Please provide your summary of the paper

This pilot study looked at the effects of a manual therapy intervention on CTS symptoms and hand function. Twenty-two carpel tunnel patients were treated with manual therapy interventions, consisting in 6 treatments (2/week for 3 weeks) of soft tissues of wrist and hands and of carpal bones. Pts were assessed for hand sensitivity, paresthesia, hand strength, hand and forearm pain, night awakening by using the Phalen’s test, thenar eminence hypotrophy and Boston Carpal Tunnel Questionnaire (BCTQ) Symptom Severity Scale (SSS) and Functional Status Scale (FSS). The manual interventions in this study included: In the first session (duration, 10 min), the most thickened tissues of hand palmar surface and wrist and forearm volar side were treated by deep transverse massage (cyriax), in order to improve tissue elasticity by detachment maneuvers performed in the cranio-caudal direction.

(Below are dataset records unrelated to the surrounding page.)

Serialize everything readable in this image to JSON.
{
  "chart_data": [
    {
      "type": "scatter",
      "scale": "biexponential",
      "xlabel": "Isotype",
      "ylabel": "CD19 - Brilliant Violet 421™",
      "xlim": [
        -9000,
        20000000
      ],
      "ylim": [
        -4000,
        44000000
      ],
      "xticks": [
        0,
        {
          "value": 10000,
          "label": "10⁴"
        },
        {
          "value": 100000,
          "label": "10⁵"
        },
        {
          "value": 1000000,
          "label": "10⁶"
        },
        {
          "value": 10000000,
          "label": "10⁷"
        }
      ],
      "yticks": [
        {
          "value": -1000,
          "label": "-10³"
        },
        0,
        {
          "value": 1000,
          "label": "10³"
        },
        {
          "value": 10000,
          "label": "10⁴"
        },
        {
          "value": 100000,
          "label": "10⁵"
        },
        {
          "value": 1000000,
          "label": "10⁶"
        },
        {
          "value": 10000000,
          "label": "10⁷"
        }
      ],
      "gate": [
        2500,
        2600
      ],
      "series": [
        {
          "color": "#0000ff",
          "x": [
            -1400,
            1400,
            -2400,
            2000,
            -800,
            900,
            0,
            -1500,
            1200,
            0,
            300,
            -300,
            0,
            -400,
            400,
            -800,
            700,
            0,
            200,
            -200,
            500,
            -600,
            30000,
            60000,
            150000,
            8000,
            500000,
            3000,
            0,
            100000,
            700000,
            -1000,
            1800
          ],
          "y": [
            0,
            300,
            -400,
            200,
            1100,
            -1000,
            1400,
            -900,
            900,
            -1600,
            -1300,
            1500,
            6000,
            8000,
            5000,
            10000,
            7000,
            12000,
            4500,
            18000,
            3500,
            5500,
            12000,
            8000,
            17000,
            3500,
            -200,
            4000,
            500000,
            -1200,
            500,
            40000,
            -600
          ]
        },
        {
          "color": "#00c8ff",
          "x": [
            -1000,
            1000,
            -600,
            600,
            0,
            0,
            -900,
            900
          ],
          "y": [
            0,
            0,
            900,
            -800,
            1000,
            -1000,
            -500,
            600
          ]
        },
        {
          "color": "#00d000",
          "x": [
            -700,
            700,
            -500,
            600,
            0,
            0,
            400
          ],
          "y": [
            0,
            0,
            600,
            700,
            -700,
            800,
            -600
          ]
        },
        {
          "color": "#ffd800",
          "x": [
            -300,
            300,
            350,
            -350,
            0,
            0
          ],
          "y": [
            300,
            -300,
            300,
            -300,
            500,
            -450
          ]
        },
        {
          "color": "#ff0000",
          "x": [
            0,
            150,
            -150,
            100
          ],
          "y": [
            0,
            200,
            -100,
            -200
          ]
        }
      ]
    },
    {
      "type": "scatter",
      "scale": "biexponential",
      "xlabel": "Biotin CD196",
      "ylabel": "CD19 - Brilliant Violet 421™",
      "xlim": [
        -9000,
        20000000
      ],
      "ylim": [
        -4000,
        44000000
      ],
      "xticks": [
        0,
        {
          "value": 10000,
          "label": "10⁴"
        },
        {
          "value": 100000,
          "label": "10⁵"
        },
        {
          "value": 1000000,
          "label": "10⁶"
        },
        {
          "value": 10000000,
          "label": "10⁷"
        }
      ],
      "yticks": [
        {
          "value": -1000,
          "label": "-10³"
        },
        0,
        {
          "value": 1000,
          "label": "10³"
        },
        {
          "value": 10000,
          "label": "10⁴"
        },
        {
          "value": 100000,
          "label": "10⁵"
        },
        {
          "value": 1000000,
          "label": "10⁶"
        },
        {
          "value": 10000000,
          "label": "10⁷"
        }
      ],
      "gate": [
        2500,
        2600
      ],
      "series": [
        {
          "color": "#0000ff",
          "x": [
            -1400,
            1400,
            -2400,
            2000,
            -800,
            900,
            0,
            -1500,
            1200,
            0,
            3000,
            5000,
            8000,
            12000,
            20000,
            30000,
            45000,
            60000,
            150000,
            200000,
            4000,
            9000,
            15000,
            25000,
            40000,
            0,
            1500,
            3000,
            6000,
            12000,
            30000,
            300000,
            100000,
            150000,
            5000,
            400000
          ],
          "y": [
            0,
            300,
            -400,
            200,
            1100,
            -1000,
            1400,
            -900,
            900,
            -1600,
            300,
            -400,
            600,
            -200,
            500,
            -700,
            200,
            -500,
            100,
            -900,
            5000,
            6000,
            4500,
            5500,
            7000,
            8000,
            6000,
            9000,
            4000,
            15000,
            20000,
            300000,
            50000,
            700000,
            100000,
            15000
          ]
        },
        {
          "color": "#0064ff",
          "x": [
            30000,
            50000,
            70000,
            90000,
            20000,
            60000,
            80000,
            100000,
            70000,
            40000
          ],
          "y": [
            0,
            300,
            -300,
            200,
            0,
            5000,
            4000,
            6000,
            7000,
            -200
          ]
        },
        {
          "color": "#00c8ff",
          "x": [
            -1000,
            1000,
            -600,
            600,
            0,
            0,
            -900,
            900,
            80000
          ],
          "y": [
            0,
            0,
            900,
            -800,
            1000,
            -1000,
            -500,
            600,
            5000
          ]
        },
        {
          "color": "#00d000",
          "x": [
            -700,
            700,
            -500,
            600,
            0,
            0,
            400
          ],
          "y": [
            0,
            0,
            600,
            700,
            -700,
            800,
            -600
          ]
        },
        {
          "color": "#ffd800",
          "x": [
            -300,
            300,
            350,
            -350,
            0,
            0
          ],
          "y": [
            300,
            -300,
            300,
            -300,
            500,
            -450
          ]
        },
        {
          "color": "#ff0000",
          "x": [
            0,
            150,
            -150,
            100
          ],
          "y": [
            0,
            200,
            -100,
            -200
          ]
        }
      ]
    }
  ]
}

In the second and third sessions (duration, 15 min), performed with the hand maintained in traction, passive mobilizations of the radio-carpal and radio-ulnar joints, and opening of the palmar surface of metacarpal–phalangeal joints were added. In the following (4th to 6th) sessions (duration, 15 min) The wrist, maintained in traction, was treated with passive flexo-extension and transversal movements in order to improve the range of movement of the joints and the elasticity of flexo-extensor and prono-supinator muscles. Also, the palmar aponeurosis and the pollical and the first palmar interosseous muscles were treated, working on the hand that was maintained open and extended. This study  considered the control group the same pts assessed before treatment: at baseline (T0a) and after 12 weeks (T0b). Pts were evaluated at the end of treatment (T1) and after 24-week (T2) follow-up. The results of this study concluded that patients improved significantly in hand symptoms and function, as assessed by Boston Carpal Tunnel Questionnaire  and by the reductions in the prevalence of paresthesias, hand pain and sensitivity, and night awakening.The manual therapy treatment did not improve Nerve Conduction Studies nor change neurophysiological grading of Carpel Tunnel Syndrome.

Please provide your clinical interpretation of this paper.  Include how this study may impact clinical practice and how the results can be implemented.

My clinical interpretation of this paper is that manual therapy would be beneficial for patients dealing with the acute affects of carpel tunnel syndrome. More non-conservative measures may be taken into consideration if this is a chronic issue.